Review: "The Greatest Hits Down Route 66" Takes a Trip Through the American 20th Century
The Greatest Hits Down Route 66
Written by Michael Aguirre
Musical arrangements by Grace Yukich and Jennifer C. Dauphinais
Directed by Sarah Norris
Presented by New Light Theater Project in association with Calliope Stage and NewYorkRep at 59E59 Theaters
59 E 59th St., Manhattan, NYC
January 13-February 18, 2024
L to R front: Erika Rolfsrud, Kristoffer Cusick, Joél Acosta. L to R rear: Kleo Mitrokostas, Martin Ortiz, Andy Evan Cohen. Photo by Hunter Canning |
Fittingly, the clan at the center of The Greatest Hits Down Route 66 both is and is not the archetypal American nuclear family. On the one hand, for example, the family is made up of a heterosexual couple with two kids, a minivan, and a father inflexibly devoted to the itinerary that he has created; but on the other, the kids' paternal grandfather, Miguel, crossed the border from his native Mexico, following Route 66 and settling in the United States permanently, and the family's ability to take a road trip vacation is shadowed by suggestions of economic insecurity, especially in contrast to the children's ostentatiously successful uncle Tim (Joél Acosta). Tim is brother to the family patriarch (Kristoffer Cusick), who goes by Wolf Man for reasons which, it turns out, are probably not what you would think. Wolf Man's (estranged) relationship to Miguel supplies an important motivation for the trip, as well as for questions of identity that Miguel's Mexicanness raises for his grandchildren. Wolf Man's wife (Erika Rolfsrud) is of Polish extraction, a heritage that Wolf Man points out she, unlike him, can take up or ignore as suits her (although one anecdote underscores how she, along with her husband, is nonetheless categorized by class). Their elder son (Martin Ortiz), Luke, is a teen deep in the midst of a rebellious phase of intellectual skepticism fueled by numerous AP courses, while his sensitive younger brother, Michael (Kleo Mitrokostas), referred to by the family as Wee One, identifies himself as the artistic one.

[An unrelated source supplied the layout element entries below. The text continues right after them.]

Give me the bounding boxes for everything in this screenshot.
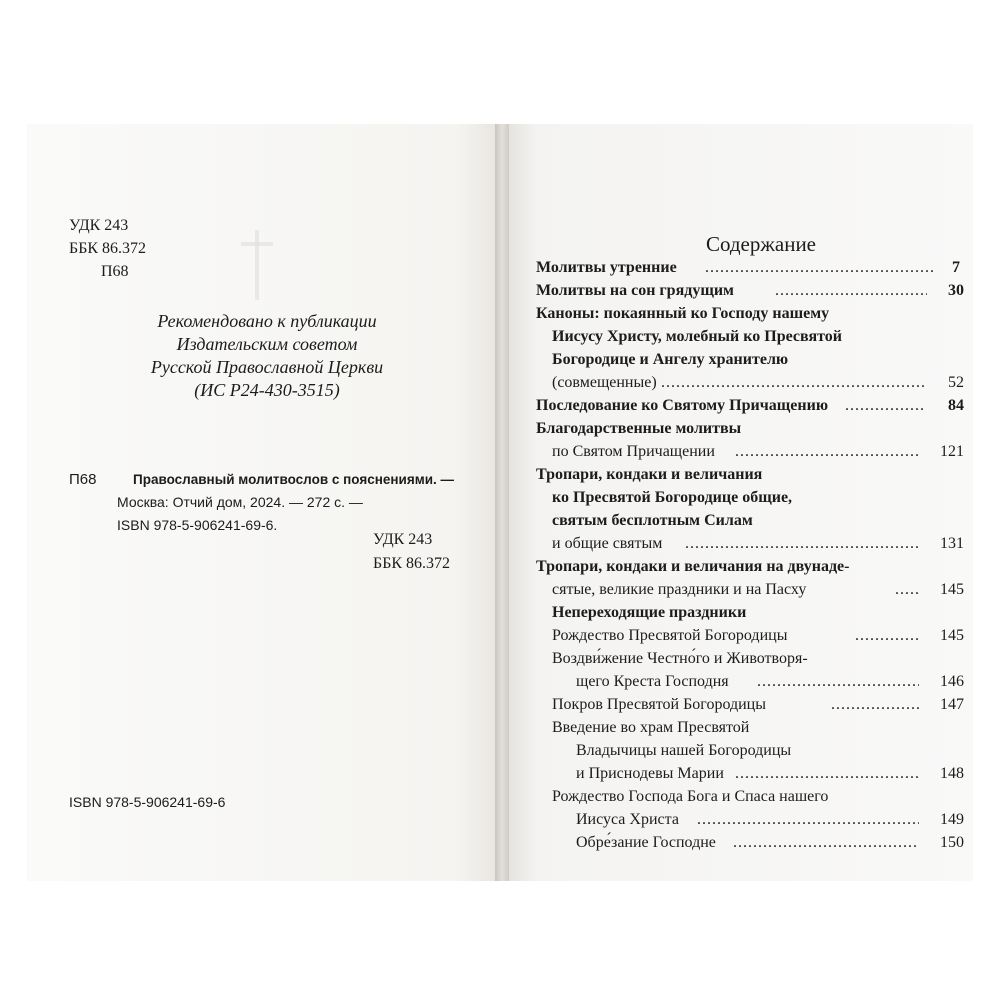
toc-row <box>509 693 973 716</box>
toc-entry-text: Обре́зание Господне <box>576 834 716 851</box>
toc-entry-text: по Святом Причащении <box>552 443 715 460</box>
show-through-cross <box>255 230 259 300</box>
toc-row <box>509 486 973 509</box>
toc-leader-dots <box>895 578 919 601</box>
toc-row <box>509 325 973 348</box>
toc-entry-text: Молитвы на сон грядущим <box>536 282 734 299</box>
toc-leader-dots <box>855 624 919 647</box>
recommendation-line: (ИС Р24-430-3515) <box>194 380 340 400</box>
toc-entry-text: Покров Пресвятой Богородицы <box>552 696 766 713</box>
toc-entry-text: Богородице и Ангелу хранителю <box>552 351 789 368</box>
bibliographic-title: Православный молитвослов с пояснениями. — <box>133 472 455 487</box>
toc-page-number: 121 <box>940 443 964 460</box>
toc-leader-dots <box>775 279 927 302</box>
author-mark-bib: П68 <box>69 471 97 488</box>
toc-row <box>509 440 973 463</box>
toc-row <box>509 578 973 601</box>
toc-row <box>509 463 973 486</box>
right-page <box>509 124 973 881</box>
toc-entry-text: Рождество Господа Бога и Спаса нашего <box>552 788 829 805</box>
toc-page-number: 84 <box>948 397 964 414</box>
open-book <box>27 124 973 881</box>
bbk-code-top: ББК 86.372 <box>69 240 147 257</box>
toc-entry-text: Воздви́жение Честно́го и Животворя- <box>552 650 808 667</box>
toc-entry-text: Рождество Пресвятой Богородицы <box>552 627 788 644</box>
toc-leader-dots <box>735 762 919 785</box>
toc-leader-dots <box>845 394 925 417</box>
book-gutter <box>495 124 509 881</box>
toc-entry-text: Каноны: покаянный ко Господу нашему <box>536 305 830 322</box>
toc-entry-text: Иисуса Христа <box>576 811 679 828</box>
toc-row <box>509 555 973 578</box>
toc-row <box>509 670 973 693</box>
toc-leader-dots <box>733 831 919 854</box>
toc-entry-text: Молитвы утренние <box>536 259 677 276</box>
toc-leader-dots <box>831 693 919 716</box>
toc-row <box>509 509 973 532</box>
toc-row <box>509 785 973 808</box>
toc-page-number: 148 <box>940 765 964 782</box>
toc-page-number: 131 <box>940 535 964 552</box>
toc-leader-dots <box>697 808 919 831</box>
toc-entry-text: ко Пресвятой Богородице общие, <box>552 489 793 506</box>
toc-page-number: 149 <box>940 811 964 828</box>
toc-entry-text: щего Креста Господня <box>576 673 729 690</box>
toc-entry-text: сятые, великие праздники и на Пасху <box>552 581 807 598</box>
toc-entry-text: Введение во храм Пресвятой <box>552 719 750 736</box>
bbk-code-bottom: ББК 86.372 <box>373 555 451 572</box>
toc-entry-text: Иисусу Христу, молебный ко Пресвятой <box>552 328 842 345</box>
toc-entry-text: и Приснодевы Марии <box>576 765 724 782</box>
author-mark-top: П68 <box>101 263 129 280</box>
toc-leader-dots <box>705 256 933 279</box>
toc-row <box>509 831 973 854</box>
toc-entry-text: святым бесплотным Силам <box>552 512 753 529</box>
toc-entry-text: Непереходящие праздники <box>552 604 747 621</box>
recommendation-line: Рекомендовано к публикации <box>157 311 377 331</box>
toc-row <box>509 601 973 624</box>
toc-entry-text: Тропари, кондаки и величания на двунаде- <box>536 558 850 575</box>
toc-row <box>509 808 973 831</box>
isbn-bottom: ISBN 978-5-906241-69-6 <box>69 794 226 810</box>
toc-row <box>509 647 973 670</box>
toc-row <box>509 739 973 762</box>
udk-code-bottom: УДК 243 <box>373 531 433 548</box>
toc-page-number: 147 <box>940 696 964 713</box>
toc-row <box>509 256 973 279</box>
toc-page-number: 150 <box>940 834 964 851</box>
toc-page-number: 7 <box>952 259 960 276</box>
toc-row <box>509 624 973 647</box>
toc-entry-text: Благодарственные молитвы <box>536 420 742 437</box>
udk-code-top: УДК 243 <box>69 217 129 234</box>
toc-entry-text: Тропари, кондаки и величания <box>536 466 763 483</box>
recommendation-line: Издательским советом <box>176 334 358 354</box>
toc-row <box>509 532 973 555</box>
toc-row <box>509 762 973 785</box>
bibliographic-isbn: ISBN 978-5-906241-69-6. <box>117 517 278 533</box>
toc-leader-dots <box>685 532 919 555</box>
toc-page-number: 145 <box>940 581 964 598</box>
toc-page-number: 30 <box>948 282 964 299</box>
toc-page-number: 52 <box>948 374 964 391</box>
bibliographic-imprint: Москва: Отчий дом, 2024. — 272 с. — <box>117 494 363 510</box>
toc-page-number: 145 <box>940 627 964 644</box>
toc-page-number: 146 <box>940 673 964 690</box>
toc-entry-text: и общие святым <box>552 535 663 552</box>
contents-title: Содержание <box>705 232 817 256</box>
toc-row <box>509 279 973 302</box>
toc-row <box>509 716 973 739</box>
toc-row <box>509 417 973 440</box>
toc-row <box>509 302 973 325</box>
toc-row <box>509 371 973 394</box>
recommendation-line: Русской Православной Церкви <box>150 357 384 377</box>
toc-row <box>509 348 973 371</box>
toc-entry-text: Последование ко Святому Причащению <box>536 397 829 414</box>
toc-leader-dots <box>735 440 919 463</box>
left-page <box>27 124 497 881</box>
toc-leader-dots <box>661 371 927 394</box>
show-through-cross-bar <box>241 242 273 246</box>
recommendation-block <box>107 310 427 402</box>
toc-entry-text: (совмещенные) <box>552 374 657 391</box>
toc-entry-text: Владычицы нашей Богородицы <box>576 742 792 759</box>
toc-row <box>509 394 973 417</box>
toc-leader-dots <box>757 670 919 693</box>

L to R: Erika Rolfsrud, Kleo Mitrokostas, Martin Ortiz, and Kristoffer Cusick. Photo by Hunter Canning |
There was less, or less successful, self-definition as a father, one part of the way in which the play presents us with complex characters, including Miguel, people whose imperfections are inextricable from their attempts to figure out who they are to themselves and to others. Those attempts evince a blending of invention and fact in their personal histories which parallels that in America's national histories, an admixture explored as the family visits spots ranging from the Gateway Arch in St. Louis to a Carl's Jr. dining room and parking lot. Projections help us to visualize these stops, showing locations and miles covered, images of signs and monuments, and video of highways. The songs, performed by a live band fronted by gifted vocalist Hannah-Kathryn "HK" Wall, are smartly integrated into the dialogue and action, with the cast often joining in, rather than pausing the narrative. At least some of the selections, which include tunes such as "Sloop John B" (notably, a Bahamian song that made its way to the U.S.), "She'll Be Coming Round the Mountain," and "Midnight Special," are diegetically justified by the greatest hits of early American folk CDs that Wolf Man brings to soundtrack the trip. The audience is occasionally encouraged to clap along or participate in a call and response, but more significantly, the play also finds the family enacting, like so many before them, their own, symbolically suggestive adaptation of this musical heritage.